Why, then, do so many Indian-Americans support him? After all, Indians voted for Kerry over Bush in the 2004 election by a four-to-one ratio, and are overwhelmingly registered as Democrats. Jindal, however, is all business and no bleeding heart. As Times of India columnist Shashi Tharoor writes in his scathing piece “Should We Be Proud of Bobby Jindal?” “Many Indians born in America have tended to sympathize with other people of color, identifying their lot with other immigrants, the poor, the underclass… None of this for Bobby.” The unpleasant truth is that he’s a desi hero for the wrong reasons—lauded not for his beliefs but for his race.

This is not to say that Indians in the States don’t have their doubts about Jindal; some do. For many, though, any qualms over Jindal’s neoconservative politics are overcome by pride in his brown skin and the progress this supposedly signifies. Unfortunately, this perception is mostly wishful thinking. Unlike the immigrant families I know who still proudly hang diwali lanterns and shop at the local Bharat Bazaar, Jindal has done the best he can to assimilate by erasing his cultural origins. Changing his name as a child from the Punjabi Piyush to that of his favorite character on The Brady Bunch, converting from Hinduism to Christianity as a senior in high school (and later asking his wife to do the same), attending Brown University and Oxford as a Rhodes Scholar, working as a consultant at McKinsey, and adopting a flat Louisiana drawl—the only part of “Indian-American” he embodies lies after the hyphen.

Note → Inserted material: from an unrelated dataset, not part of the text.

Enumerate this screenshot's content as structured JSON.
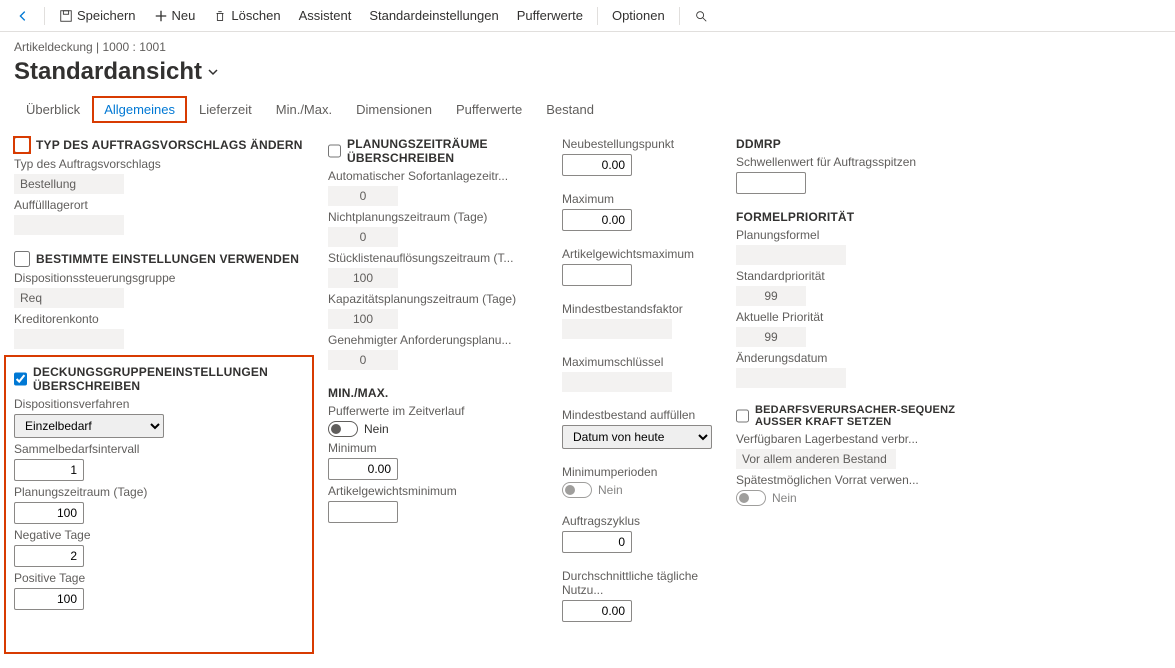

This raises an unsettling question: does a minority have to “act white” to get elected? As is the case with many politicians, it’s hard to discern Jindal’s genuine beliefs from statements designed to cater to the average Louisiana voter. Although his broad platform promise to “end corruption in Louisiana” is universally appealing, you can bet that the more extreme viewpoints he dishes up to white Republicans get omitted from the soothing “heritage” speeches he gives at Indian-American fundraising dinners. Jindal has been very successful indeed at working his innate advantage and tapping the latent ethnic pride (some would call it racism) felt by other people of his color.

Race-based politics are nothing new, of course—you can trace the effect of racial issues on government all the way from the civil rights movement to the debate over Barack Obama’s “electability” raging today. Whether or not the Indian vote actually affected the election, however (the magnitude of Jindal’s victory makes it unlikely), it’s a pity that so many influential members of the Indian community unquestioningly followed the lead of a man with whom they shared only superficial similarities.

Reactions to Jindal by Indians in the homeland have been more negative than those in the American Diaspora. But the mentality there, as well as here, is telling. Following the news of Jindal’s win, the Times of India telephoned Bobby’s cousin Gulshan. “It’s a great honor not just for our family, but Punjab and the nation as well, [for] the son of this soil [to] have achieved something really big,” he said. Meanwhile, celebrations were erupting in Jindal’s ancestral village of Khanpura, as locals shared sweets and danced exultantly to bhangra music. Nobody asked what Jindal stood for.

Jessica A. Sequeira ’11, a Crimson editorial editor, lives in Canaday Hall.